Speaking to the annual United Nations General Assembly, Sharif said his country has been helping the Afghan reconciliation in response to requests from Afghan President Ashraf Ghani.
“There have been setbacks,” Sharif said. “That, however, is not a sufficient reason to abandon the path of peace and rely on the military option, which has failed, for the past decade and a half, to stabilize Afghanistan.”
Sharif said that years of conflict and chaos in Afghanistan have had grave security and economic consequences for his country because of the nearly 3 million Afghan refugees there.
“We hope to see them return to Afghanistan, voluntarily and with dignity,” Sharif said.
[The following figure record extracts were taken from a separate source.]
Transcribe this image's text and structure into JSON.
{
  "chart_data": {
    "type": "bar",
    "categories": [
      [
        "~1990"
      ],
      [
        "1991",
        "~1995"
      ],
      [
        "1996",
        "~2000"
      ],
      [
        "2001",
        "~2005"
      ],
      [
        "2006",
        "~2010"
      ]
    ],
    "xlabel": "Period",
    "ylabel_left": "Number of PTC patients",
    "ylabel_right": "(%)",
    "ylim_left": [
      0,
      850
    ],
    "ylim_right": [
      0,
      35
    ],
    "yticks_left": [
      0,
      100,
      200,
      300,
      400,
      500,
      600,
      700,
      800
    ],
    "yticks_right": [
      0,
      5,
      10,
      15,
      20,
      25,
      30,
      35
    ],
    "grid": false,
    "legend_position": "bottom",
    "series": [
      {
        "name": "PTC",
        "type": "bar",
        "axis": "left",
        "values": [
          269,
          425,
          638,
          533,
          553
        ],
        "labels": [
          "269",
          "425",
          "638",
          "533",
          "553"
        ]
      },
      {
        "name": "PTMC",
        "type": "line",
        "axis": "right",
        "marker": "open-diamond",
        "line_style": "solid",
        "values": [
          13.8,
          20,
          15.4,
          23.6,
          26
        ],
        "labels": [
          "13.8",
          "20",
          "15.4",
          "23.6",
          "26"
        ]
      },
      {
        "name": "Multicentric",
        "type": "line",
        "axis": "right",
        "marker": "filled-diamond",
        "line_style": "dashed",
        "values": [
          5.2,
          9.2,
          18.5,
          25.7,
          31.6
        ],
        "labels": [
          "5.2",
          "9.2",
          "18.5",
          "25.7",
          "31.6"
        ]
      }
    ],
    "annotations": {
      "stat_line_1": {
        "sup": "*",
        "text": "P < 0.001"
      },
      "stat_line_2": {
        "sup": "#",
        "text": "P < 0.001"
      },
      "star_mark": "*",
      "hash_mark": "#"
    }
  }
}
The prime minister said his country's anti-terrorism campaign has resulted in death or injury to tens of thousands of Pakistan civilians and security forces. The military operations, he said, have turned the tide against terrorism.
Kabul points finger at Islamabad
Sharif spoke just hours after Afghan Vice President Sarwar Danesh, in his speech to the U.N. session, alleged that “merciless attacks from terrorist groups” against Afghan civilians originate in Pakistan.
Despite numerous calls on Pakistan to destroy terrorist havens, Danesh said, authorities there have not acted.
“We ask all of you: Where were the previous leaders of the Taliban and al-Qaida residing, and where were they killed? At this very moment, where are the leaders of the Taliban and Haqqani network located? From where and how are terrorists being trained, equipped and financed during a full-scale war?” Danesh asked.
The founder of the Taliban, Mullah Omar, died in a Pakistani hospital, according to Afghan officials, and his successor, Mullah Mansoor, was killed in a U.S. drone attack in Pakistan’s southwestern Baluchistan province. The country's military and its spy agency are allegedly providing support to the Taliban.
‘Good and bad terrorists’
Again the Afghan vice president accused Pakistan of differentiating between “good and bad terrorists."
He was voicing long-running Afghan and American allegations that Pakistani security forces target militants linked to the anti-Pakistan Taliban, but spare insurgents linked to the Afghan Taliban and the Haqqani network, who plot attacks inside Afghanistan.
Islamabad rejects the accusations and insists that camps for Afghan refugees in Pakistan have become hiding places for Afghan insurgents and anti-Pakistan militants.
Without directly commenting on the allegations from the Afghan vice president, the Pakistani prime minister insisted that “progress [toward peace] will be assured only when the Afghan parties themselves conclude that there is no military solution to the Afghan war."
Pakistan and Afghanistan each accuse the other of supporting militant and terrorist attacks, which has sent bilateral ties between the nations to new lows.
Pakistani authorities refuse to use force against Afghan insurgents on their soil, fearing the insurgents would join with the Pakistani Taliban to threaten Islamabad’s hard-earned successes against terrorism.